The closest point on the given line is the intersection of that line 6x+2y-5=0 (Let's say that line as A) and the line which is orthoganl to line A and at same time passes through (-1,-2).
First find the equation of the line which is orthoganal to A and which passes through (-1,-2) (Let's say it as B). For that we have to find the gradient of that line B.
Rearrange euqation of line A
`6x+2y-5 = 0`
`2y = -6x+5`
`y = -3x+(5/3)`
The gradient of line A is -3. Therefore the gradient of a line which is perpendicular to it is -1/(-3) (Because if the gradient is m, then the perpendicular gradient is -1/m).
So the gradient of B is +(1/3). Now we can find the equation of line which has gradient of 1/3 and passes through (-1,-2).

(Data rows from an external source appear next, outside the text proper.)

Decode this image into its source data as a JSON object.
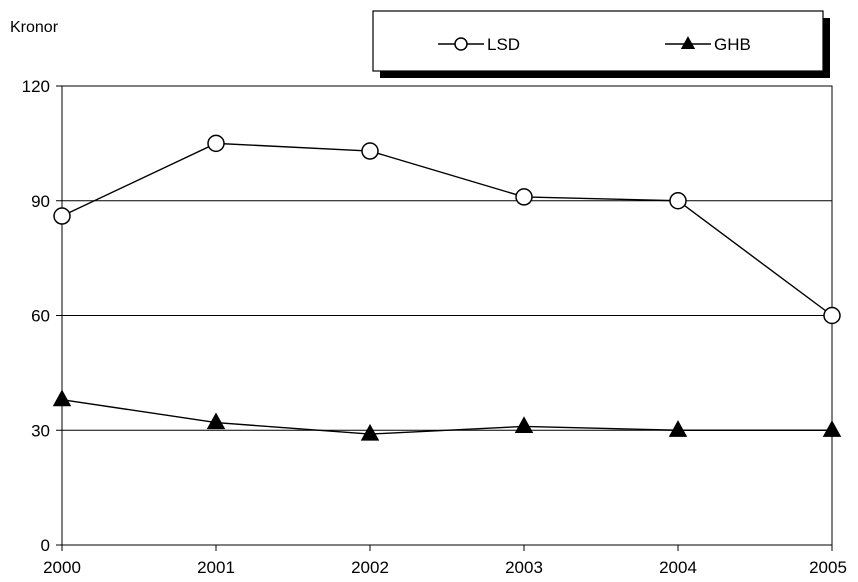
{
  "chart_data": {
    "type": "line",
    "title": "",
    "xlabel": "",
    "ylabel": "Kronor",
    "categories": [
      "2000",
      "2001",
      "2002",
      "2003",
      "2004",
      "2005"
    ],
    "ylim": [
      0,
      120
    ],
    "yticks": [
      "0",
      "30",
      "60",
      "90",
      "120"
    ],
    "grid": "horizontal",
    "legend_position": "top-right",
    "series": [
      {
        "name": "LSD",
        "marker": "open-circle",
        "values": [
          86,
          105,
          103,
          91,
          90,
          60
        ]
      },
      {
        "name": "GHB",
        "marker": "filled-triangle",
        "values": [
          38,
          32,
          29,
          31,
          30,
          30
        ]
      }
    ],
    "colors": {
      "line": "#000000",
      "grid": "#000000",
      "legend_shadow": "#000000",
      "marker_fill_open": "#ffffff"
    }
  }
}
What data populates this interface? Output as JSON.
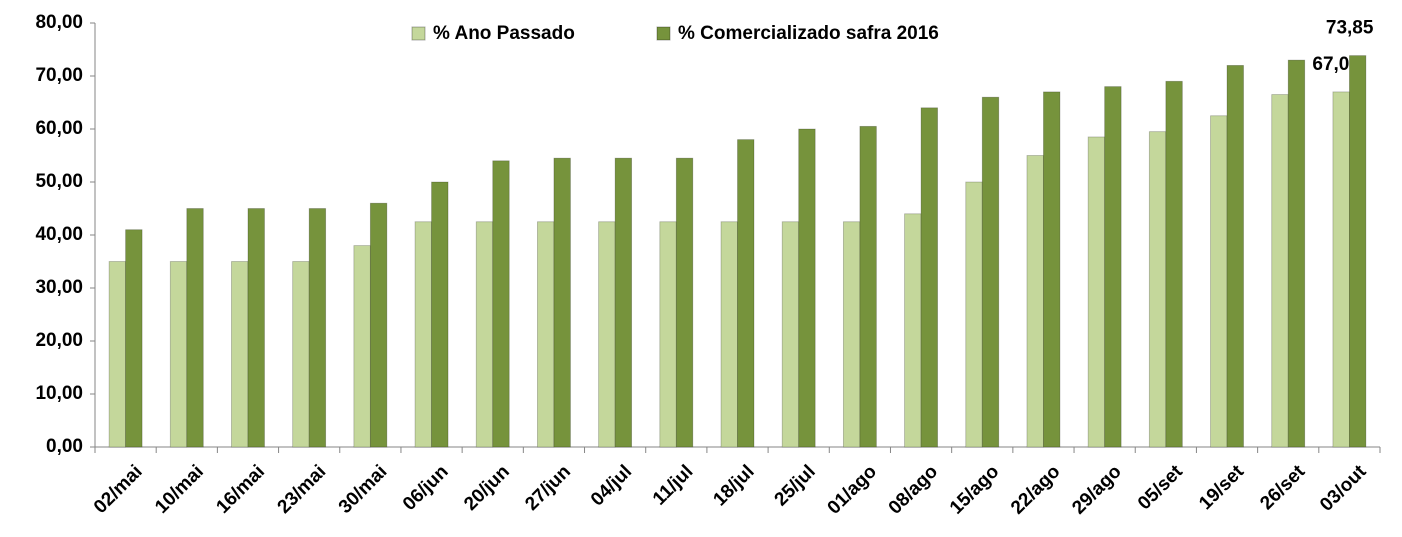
{
  "chart_data": {
    "type": "bar",
    "categories": [
      "02/mai",
      "10/mai",
      "16/mai",
      "23/mai",
      "30/mai",
      "06/jun",
      "20/jun",
      "27/jun",
      "04/jul",
      "11/jul",
      "18/jul",
      "25/jul",
      "01/ago",
      "08/ago",
      "15/ago",
      "22/ago",
      "29/ago",
      "05/set",
      "19/set",
      "26/set",
      "03/out"
    ],
    "series": [
      {
        "name": "% Ano Passado",
        "color": "#c4d79b",
        "values": [
          35,
          35,
          35,
          35,
          38,
          42.5,
          42.5,
          42.5,
          42.5,
          42.5,
          42.5,
          42.5,
          42.5,
          44,
          50,
          55,
          58.5,
          59.5,
          62.5,
          66.5,
          67
        ],
        "value_labels": [
          null,
          null,
          null,
          null,
          null,
          null,
          null,
          null,
          null,
          null,
          null,
          null,
          null,
          null,
          null,
          null,
          null,
          null,
          null,
          null,
          "67,00"
        ]
      },
      {
        "name": "% Comercializado safra 2016",
        "color": "#76933c",
        "values": [
          41,
          45,
          45,
          45,
          46,
          50,
          54,
          54.5,
          54.5,
          54.5,
          58,
          60,
          60.5,
          64,
          66,
          67,
          68,
          69,
          72,
          73,
          73.85
        ],
        "value_labels": [
          null,
          null,
          null,
          null,
          null,
          null,
          null,
          null,
          null,
          null,
          null,
          null,
          null,
          null,
          null,
          null,
          null,
          null,
          null,
          null,
          "73,85"
        ]
      }
    ],
    "ylim": [
      0,
      80
    ],
    "yticks": [
      {
        "value": 0,
        "label": "0,00"
      },
      {
        "value": 10,
        "label": "10,00"
      },
      {
        "value": 20,
        "label": "20,00"
      },
      {
        "value": 30,
        "label": "30,00"
      },
      {
        "value": 40,
        "label": "40,00"
      },
      {
        "value": 50,
        "label": "50,00"
      },
      {
        "value": 60,
        "label": "60,00"
      },
      {
        "value": 70,
        "label": "70,00"
      },
      {
        "value": 80,
        "label": "80,00"
      }
    ],
    "grid": false,
    "legend": "top"
  }
}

`(y - (-2))/(x - (-1)) = 1/3`
The equation of line B is x -3y-5=0 and the intersection point of these two lines can be found by solving these two as simultaneous equations.
6x+2y-5 = 0 -----A
Multiply B ny 6 and subtract it from A, A - 6 *B
6x-2y-5 -(6x-18y-30) = 0
16y+25 = 0
y = -25/16
Substitute this y value in B, and solve for x,
x - 3*(-25/16) - 5 =0
x = 5 - 75/16
x = (80-75)/16
x = 5/16.
Therefore the point which is the closest to (-1,-2) on the given lien 6x+2y-5 =0 is (5/16,-25/16).